Once upon a time in the Drupalsphere, there was the Image module, which was the preferred image solution for all Drupal sites. It dynamically resized images for display, so you could upload one image and get other sizes. But it was limited to one image per node, which made it hard for situations where you wanted to insert several images into one article. All kinds of workarounds emerged, but it was all a bit kludgey. It was nice to have something, but people were looking for something better. When Imagecache came about, it was received with much excitement, and it soon took over as the preferred image handling solution for Drupal, because you could attach several images to a node, and because it was much more performant and scalable. When Drupal 7 was in development, this functionality was considered so essential that Imagecache was incorporated into Drupal 7 core and renamed “Image”. (Yeah, it can be a bit confusing if you don’t know the history.)

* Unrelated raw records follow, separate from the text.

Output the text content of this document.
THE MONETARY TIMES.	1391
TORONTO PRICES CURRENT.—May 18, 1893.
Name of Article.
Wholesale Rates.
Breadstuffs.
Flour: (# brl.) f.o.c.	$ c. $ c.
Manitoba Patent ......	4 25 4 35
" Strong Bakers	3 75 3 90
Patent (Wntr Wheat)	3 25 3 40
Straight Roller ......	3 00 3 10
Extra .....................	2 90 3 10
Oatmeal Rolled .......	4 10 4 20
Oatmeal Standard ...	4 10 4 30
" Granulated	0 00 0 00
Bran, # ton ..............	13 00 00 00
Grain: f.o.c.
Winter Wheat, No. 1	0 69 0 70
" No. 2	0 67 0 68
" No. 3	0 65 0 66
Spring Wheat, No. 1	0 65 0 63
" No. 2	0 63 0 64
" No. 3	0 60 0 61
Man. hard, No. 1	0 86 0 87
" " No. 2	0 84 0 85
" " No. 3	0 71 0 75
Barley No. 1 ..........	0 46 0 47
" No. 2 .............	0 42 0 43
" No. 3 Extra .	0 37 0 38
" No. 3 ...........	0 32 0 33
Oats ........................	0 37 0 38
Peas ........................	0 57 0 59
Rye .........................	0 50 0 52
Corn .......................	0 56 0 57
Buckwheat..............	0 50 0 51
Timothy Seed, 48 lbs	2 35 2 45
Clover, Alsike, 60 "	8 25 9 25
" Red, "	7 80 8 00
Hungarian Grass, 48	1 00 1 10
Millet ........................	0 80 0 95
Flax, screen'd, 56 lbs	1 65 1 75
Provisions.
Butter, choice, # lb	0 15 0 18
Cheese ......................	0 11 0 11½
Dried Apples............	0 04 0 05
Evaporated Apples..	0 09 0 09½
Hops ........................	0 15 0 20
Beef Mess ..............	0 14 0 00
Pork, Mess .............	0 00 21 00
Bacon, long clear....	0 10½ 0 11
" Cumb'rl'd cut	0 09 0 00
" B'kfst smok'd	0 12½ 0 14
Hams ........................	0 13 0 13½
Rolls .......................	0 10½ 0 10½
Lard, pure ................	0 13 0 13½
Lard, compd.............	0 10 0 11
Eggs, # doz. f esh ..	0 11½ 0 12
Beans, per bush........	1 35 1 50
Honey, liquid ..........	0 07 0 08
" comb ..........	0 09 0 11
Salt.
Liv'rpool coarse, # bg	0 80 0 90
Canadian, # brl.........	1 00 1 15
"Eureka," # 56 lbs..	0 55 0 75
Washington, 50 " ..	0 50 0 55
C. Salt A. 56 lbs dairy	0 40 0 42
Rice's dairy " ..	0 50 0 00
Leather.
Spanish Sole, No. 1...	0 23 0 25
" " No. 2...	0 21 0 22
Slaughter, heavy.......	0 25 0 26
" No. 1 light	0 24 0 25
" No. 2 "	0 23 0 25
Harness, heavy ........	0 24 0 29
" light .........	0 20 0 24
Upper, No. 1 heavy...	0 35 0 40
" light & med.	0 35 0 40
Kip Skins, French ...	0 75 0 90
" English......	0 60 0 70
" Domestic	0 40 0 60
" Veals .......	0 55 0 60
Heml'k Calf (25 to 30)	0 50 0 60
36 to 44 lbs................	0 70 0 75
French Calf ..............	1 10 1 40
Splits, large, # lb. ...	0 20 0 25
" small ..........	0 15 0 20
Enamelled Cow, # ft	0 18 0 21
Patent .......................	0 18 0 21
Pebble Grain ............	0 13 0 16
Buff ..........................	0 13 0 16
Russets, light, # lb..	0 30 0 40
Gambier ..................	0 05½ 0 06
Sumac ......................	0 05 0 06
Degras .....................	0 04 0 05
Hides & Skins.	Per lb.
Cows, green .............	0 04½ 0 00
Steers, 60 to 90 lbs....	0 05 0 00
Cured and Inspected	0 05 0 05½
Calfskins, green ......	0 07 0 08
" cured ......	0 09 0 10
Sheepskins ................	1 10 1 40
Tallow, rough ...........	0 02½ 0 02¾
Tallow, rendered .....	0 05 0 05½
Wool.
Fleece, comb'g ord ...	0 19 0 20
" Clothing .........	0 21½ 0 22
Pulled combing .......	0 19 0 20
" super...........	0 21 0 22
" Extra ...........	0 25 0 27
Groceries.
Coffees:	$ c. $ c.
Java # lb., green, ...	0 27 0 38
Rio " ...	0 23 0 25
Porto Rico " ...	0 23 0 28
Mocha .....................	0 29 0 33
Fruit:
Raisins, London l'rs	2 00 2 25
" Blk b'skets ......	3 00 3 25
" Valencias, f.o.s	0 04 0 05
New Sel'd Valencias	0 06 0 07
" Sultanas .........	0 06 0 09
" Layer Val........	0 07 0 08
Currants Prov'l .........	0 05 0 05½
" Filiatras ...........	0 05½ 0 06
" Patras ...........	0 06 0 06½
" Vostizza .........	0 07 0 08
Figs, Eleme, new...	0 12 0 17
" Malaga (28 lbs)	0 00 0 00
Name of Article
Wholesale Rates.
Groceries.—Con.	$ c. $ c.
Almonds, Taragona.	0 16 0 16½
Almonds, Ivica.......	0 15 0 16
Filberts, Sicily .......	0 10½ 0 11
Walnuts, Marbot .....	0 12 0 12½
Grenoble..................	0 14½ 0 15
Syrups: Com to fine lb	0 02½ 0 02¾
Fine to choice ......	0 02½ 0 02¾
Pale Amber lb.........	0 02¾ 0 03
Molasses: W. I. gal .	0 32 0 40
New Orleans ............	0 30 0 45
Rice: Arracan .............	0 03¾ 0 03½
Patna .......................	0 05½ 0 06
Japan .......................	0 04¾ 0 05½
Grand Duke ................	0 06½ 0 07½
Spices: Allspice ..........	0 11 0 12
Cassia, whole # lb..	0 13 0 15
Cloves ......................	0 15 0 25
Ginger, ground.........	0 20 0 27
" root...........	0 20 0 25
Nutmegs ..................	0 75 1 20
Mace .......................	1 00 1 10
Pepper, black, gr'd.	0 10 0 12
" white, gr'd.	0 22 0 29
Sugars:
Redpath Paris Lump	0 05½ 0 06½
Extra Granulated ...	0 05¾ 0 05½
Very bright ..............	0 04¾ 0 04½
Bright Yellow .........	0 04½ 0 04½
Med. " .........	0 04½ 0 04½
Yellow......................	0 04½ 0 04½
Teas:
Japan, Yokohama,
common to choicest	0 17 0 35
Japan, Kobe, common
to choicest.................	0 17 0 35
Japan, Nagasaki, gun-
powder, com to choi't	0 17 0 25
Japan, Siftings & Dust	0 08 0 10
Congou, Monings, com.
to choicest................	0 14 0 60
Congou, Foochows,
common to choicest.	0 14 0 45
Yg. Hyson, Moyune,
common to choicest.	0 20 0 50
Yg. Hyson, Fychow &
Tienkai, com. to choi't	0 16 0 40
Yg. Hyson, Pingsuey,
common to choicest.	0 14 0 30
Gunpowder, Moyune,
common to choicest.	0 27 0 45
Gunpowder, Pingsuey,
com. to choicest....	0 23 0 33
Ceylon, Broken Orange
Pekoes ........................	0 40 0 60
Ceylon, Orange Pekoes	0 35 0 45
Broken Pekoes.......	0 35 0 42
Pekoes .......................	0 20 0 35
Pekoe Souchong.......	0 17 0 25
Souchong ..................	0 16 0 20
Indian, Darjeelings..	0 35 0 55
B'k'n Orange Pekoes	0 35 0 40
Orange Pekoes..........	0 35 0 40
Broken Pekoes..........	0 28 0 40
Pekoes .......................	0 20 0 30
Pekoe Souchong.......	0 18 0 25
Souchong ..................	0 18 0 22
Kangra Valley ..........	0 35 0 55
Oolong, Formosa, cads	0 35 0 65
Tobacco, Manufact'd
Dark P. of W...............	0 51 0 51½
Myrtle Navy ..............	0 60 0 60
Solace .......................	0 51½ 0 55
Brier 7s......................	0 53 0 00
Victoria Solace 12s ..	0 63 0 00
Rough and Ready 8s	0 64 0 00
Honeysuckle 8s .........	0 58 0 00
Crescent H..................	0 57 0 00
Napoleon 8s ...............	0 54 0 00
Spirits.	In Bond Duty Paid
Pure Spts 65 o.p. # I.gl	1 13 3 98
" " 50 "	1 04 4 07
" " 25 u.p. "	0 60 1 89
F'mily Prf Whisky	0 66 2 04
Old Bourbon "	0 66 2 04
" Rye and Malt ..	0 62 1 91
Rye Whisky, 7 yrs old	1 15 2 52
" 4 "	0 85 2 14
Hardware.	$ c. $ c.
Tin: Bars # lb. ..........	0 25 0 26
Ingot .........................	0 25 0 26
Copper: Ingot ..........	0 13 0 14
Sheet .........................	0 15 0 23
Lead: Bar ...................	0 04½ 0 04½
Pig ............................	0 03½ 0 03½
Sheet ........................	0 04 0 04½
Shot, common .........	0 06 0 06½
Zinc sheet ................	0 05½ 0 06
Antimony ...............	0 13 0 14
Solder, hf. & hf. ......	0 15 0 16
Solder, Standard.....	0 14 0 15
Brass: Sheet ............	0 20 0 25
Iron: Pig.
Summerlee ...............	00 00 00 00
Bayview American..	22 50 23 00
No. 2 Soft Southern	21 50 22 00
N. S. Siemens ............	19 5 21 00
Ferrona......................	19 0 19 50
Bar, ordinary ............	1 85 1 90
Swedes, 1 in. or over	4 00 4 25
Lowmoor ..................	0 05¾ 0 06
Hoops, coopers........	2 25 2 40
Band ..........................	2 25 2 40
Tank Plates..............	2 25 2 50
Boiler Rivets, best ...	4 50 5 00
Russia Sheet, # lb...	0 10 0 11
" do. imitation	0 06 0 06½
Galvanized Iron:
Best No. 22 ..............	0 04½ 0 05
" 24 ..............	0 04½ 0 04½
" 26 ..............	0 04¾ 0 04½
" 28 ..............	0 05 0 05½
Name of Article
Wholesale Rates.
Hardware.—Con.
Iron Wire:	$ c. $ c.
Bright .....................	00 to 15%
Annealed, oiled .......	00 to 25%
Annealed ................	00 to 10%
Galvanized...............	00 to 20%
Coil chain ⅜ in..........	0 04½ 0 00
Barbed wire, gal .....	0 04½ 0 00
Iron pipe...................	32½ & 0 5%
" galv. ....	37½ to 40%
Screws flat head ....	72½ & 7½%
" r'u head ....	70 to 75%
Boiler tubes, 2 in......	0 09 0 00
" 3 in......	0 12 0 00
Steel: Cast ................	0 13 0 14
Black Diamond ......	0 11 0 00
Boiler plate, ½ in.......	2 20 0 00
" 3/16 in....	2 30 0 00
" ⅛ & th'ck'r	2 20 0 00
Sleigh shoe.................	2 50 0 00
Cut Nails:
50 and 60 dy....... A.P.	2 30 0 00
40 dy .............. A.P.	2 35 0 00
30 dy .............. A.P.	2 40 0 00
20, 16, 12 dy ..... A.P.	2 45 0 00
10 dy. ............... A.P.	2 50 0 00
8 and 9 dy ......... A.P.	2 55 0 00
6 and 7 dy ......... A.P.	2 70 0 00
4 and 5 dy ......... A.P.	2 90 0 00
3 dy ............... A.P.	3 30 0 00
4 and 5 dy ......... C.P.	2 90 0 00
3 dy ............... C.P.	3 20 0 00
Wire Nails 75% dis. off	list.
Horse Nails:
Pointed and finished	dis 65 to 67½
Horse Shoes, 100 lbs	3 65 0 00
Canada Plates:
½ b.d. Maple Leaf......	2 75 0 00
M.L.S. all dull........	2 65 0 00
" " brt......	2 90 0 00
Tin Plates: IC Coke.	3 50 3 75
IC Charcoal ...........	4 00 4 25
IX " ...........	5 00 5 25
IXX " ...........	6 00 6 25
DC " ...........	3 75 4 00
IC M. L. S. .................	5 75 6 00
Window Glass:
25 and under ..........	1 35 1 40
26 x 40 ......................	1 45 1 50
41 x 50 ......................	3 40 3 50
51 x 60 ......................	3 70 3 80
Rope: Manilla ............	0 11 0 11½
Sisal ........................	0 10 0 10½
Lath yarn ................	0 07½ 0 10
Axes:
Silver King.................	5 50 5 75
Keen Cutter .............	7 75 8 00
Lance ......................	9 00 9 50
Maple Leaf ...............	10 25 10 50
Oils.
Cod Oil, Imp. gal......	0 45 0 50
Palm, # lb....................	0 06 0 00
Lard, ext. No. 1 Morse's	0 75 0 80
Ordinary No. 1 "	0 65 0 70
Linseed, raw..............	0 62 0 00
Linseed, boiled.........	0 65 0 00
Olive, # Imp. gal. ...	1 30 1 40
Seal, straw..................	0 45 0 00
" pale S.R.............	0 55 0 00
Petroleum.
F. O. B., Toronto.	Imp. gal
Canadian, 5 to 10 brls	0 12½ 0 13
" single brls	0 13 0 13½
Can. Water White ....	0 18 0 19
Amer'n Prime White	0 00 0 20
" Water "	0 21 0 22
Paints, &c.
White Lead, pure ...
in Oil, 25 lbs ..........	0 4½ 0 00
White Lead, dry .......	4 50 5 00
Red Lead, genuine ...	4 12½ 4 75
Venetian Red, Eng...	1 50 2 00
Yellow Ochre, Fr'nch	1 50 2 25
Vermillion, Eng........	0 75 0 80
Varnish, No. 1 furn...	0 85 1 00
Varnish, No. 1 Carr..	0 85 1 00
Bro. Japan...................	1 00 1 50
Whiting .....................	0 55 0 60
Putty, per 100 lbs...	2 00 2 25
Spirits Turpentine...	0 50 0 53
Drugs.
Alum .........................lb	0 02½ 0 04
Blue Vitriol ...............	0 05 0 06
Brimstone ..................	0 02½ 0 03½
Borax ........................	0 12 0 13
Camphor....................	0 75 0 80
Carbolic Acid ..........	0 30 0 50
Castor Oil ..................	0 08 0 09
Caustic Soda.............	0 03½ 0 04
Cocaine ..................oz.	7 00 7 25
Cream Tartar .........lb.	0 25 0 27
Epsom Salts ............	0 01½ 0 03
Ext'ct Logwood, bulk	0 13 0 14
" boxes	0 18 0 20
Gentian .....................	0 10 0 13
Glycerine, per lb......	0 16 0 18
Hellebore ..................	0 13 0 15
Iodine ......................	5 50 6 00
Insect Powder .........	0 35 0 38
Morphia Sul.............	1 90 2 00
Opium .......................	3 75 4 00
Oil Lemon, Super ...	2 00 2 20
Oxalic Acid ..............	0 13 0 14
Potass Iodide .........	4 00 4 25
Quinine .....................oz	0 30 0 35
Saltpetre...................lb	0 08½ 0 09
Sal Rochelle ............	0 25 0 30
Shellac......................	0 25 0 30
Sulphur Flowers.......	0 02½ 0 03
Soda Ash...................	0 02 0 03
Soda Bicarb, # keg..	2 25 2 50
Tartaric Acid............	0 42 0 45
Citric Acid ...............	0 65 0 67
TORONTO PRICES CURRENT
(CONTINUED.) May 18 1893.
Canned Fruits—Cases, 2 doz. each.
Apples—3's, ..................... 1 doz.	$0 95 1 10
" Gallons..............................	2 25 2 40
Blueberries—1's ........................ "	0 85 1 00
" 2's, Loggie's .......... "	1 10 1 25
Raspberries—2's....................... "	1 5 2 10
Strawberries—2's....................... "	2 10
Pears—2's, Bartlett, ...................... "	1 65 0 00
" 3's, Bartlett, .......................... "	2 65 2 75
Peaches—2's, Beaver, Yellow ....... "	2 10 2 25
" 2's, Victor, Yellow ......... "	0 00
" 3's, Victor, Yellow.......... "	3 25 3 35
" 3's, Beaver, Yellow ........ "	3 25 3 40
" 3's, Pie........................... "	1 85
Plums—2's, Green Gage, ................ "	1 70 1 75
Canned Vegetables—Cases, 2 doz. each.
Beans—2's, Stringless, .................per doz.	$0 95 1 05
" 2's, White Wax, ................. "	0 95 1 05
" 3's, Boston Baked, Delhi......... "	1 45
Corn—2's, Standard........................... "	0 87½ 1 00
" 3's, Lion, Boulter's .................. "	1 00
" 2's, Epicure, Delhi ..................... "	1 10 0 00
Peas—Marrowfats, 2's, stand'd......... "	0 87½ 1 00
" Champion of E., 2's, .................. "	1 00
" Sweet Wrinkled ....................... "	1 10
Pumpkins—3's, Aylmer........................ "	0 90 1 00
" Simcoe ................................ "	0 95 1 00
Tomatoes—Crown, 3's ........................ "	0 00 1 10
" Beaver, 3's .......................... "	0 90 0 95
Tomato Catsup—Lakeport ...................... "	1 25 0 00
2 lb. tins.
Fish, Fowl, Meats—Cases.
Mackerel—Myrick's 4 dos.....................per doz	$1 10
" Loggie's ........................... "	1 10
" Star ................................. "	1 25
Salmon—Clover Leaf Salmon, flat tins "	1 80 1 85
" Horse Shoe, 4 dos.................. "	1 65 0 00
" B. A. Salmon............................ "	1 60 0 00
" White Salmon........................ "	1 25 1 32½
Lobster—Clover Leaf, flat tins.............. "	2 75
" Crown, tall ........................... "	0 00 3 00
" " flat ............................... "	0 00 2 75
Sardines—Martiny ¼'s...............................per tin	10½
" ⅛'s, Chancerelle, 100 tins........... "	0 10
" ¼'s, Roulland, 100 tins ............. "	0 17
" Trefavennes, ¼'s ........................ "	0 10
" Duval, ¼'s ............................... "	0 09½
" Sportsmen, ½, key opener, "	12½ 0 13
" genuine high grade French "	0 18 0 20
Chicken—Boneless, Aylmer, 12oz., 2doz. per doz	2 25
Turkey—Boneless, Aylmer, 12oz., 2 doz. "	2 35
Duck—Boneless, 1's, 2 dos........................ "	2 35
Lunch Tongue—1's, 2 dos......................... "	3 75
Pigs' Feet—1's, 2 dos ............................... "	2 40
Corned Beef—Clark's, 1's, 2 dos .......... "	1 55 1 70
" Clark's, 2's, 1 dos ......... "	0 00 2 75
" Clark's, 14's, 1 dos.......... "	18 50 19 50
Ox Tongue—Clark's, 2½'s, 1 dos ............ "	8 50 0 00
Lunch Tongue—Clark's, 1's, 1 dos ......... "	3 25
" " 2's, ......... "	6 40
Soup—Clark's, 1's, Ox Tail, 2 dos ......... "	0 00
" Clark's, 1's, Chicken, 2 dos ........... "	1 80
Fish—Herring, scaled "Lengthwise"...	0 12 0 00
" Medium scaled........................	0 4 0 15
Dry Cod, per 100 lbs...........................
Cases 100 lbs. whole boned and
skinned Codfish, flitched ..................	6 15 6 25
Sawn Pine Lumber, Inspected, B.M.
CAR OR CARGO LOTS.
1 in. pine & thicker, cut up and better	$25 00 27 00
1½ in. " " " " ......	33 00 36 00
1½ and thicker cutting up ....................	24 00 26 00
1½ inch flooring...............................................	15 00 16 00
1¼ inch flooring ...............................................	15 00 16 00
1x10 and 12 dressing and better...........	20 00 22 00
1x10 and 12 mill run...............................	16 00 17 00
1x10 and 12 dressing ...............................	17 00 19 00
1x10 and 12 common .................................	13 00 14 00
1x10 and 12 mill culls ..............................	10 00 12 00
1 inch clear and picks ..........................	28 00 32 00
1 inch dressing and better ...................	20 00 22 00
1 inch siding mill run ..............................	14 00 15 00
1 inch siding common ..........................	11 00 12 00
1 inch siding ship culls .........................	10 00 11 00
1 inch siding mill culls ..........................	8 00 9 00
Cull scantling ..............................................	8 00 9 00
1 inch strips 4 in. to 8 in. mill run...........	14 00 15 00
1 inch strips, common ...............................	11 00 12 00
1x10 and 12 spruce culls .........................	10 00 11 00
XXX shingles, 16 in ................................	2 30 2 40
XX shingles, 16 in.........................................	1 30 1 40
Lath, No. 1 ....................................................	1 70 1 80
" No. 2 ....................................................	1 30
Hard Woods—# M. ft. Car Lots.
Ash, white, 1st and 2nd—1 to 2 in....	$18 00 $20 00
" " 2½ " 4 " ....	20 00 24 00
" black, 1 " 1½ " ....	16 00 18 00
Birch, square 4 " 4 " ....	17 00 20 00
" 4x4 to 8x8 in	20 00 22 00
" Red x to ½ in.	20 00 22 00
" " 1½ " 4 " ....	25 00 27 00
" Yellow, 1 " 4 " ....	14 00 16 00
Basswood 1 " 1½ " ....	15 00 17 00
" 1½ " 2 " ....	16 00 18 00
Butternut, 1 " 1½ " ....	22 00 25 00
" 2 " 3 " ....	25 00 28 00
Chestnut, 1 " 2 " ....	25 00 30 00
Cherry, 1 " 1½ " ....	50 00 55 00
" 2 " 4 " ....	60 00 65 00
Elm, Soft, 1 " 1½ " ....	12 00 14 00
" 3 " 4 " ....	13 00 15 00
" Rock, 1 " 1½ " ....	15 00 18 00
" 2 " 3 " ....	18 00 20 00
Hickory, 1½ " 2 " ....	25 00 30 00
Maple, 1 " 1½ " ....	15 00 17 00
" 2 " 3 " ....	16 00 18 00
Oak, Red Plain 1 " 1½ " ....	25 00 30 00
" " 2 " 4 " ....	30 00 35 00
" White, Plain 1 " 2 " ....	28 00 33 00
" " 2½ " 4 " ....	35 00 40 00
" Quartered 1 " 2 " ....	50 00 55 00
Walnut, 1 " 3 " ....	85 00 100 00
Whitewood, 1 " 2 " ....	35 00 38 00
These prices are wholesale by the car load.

If you were riding Drupal through those image solution shifts, it could be a bit of a rough go. In my upgrades over the years, I lost my Image node-generated posts. They were there from 2006-2007, but my upgrade to Drupal 5, when I adopted Imagecache for my images, left them adrift. I had figured those posts were doomed to obscurity, with no hooks to pull them out of database obscurity. Oh, you could see the text, but the images were gone. And if you tried to edit the node, you got no node edit form, just a blank page. I wasn’t going to try to fix that for a handful of posts. I figured I just had to write them off, sacrificed at the altar of progress.

I was wrong.

I recently discovered that this content loss due to Image module deprecation has a solution. When I first saw this, I guessed it was too late for me, as I should have done this in a previous Drupal upgrade, ideally when I made the initial jump away from the Image module.

But I thought, what the heck, give it a try!

Field Converter module

It was this module I found myself looking at that got me excited.

A framework for non-CCK modules to use to convert their Drupal 6 custom data to Drupal 7 FieldAPI fields….

…Currently, Image and User terms are using this framework to migrate their data to fields on Drupal 7.

Ooh! Maybe I can rescue my Image nodes after all!

I started digging around, and learned that there is really no documentation on this. You have to read the code and figure it out.

I went to look at the old Image module in contrib, where it said on the project page:

Upgrading … from Drupal 6 to 7: Image node data may be converted to Image fields using Field convert module; the image_legacy module (in this project’s git repository’s 7.x-1.x branch) provides the necessary field conversion information.

Nice! Obviously I couldn’t simply enable image.module, as it would conflict with the core module’s namespace. So I looked for documentation, but didn’t find any there, either. I explored the Image module issues, and found Image module migration, a critical open issue with lots of discussion on just this migration need. There I saw more mention of the image_legacy module, which, as it turns out, is a module within the Image module package. People were saying it was working, albeit with issues.

Hmmmm. I had the basic elements to give this a try. I made my backups and hunkered down in my dev environment for a potentially long session.

Image -> Imagecache -> Image

Because of the namespacing conflict, it makes sense that there is no Drupal 7 image module release. You have to check it out via Git. I did that. I used Drush to install Field Converter.

I enabled the Image Legacy module and the Field Converter.

And found nothing available in any menus or admin screens. Digging around the Field Converter code, I found:

<?php
function field_convert_menu() {
  $items['admin/content/field_convert'] = array(
    'title' => 'Convert fields',
    'page callback' => 'drupal_get_form',
    'page arguments' => array('field_convert_select'),
    'access arguments' => array('administer software updates'), // @TODO CHANGE ME
    'file' => 'field_convert.admin.inc',
  );
  return
$items;
}
?>

That gave me the admin screen path (…/admin/content/field_convert), so I entered that into my browser toolbar, and a very simple screen with a couple of checkboxes appeared. One checkbox was for converting Images.

So I checked the box and submitted the form.

A few moments later, the process was done. Did it work? I went to /admin/content and found all my image nodes updated, with valid node type designations no less! The entire effort took me all of ten minutes.

Elbow grease required

When I looked at the nodes, though, the images were not there. However, when I clicked to edit a node, the form loaded, which itself was a victory, complete with the node body field, as well as the original image and two resizes listed in the File Attachments.

From there it was an easy manual remediation task:

  1. Load the Filefield Sources module, configure it to look in the folder where the old images were still residing.
  2. Edit the image node and mouse over the original image attachment link to see the actual image filename.
  3. Select that file from the Filefield Sources dropdown.
  4. Save the image node. The image was now there!
  5. Repeat for each image node.

And the cat blogging is returned! Since I had only a few dozen images, this wasn’t so bad. If I had hundreds, this probably would have been a bigger task meriting exploration of some kind of batch processing.

Thank you

My big thanks to joachim for the awesome work, contributing the code for the Field Converter and Image Legacy modules, sharing a workable solution for what seemed to be a problem with no easy answer!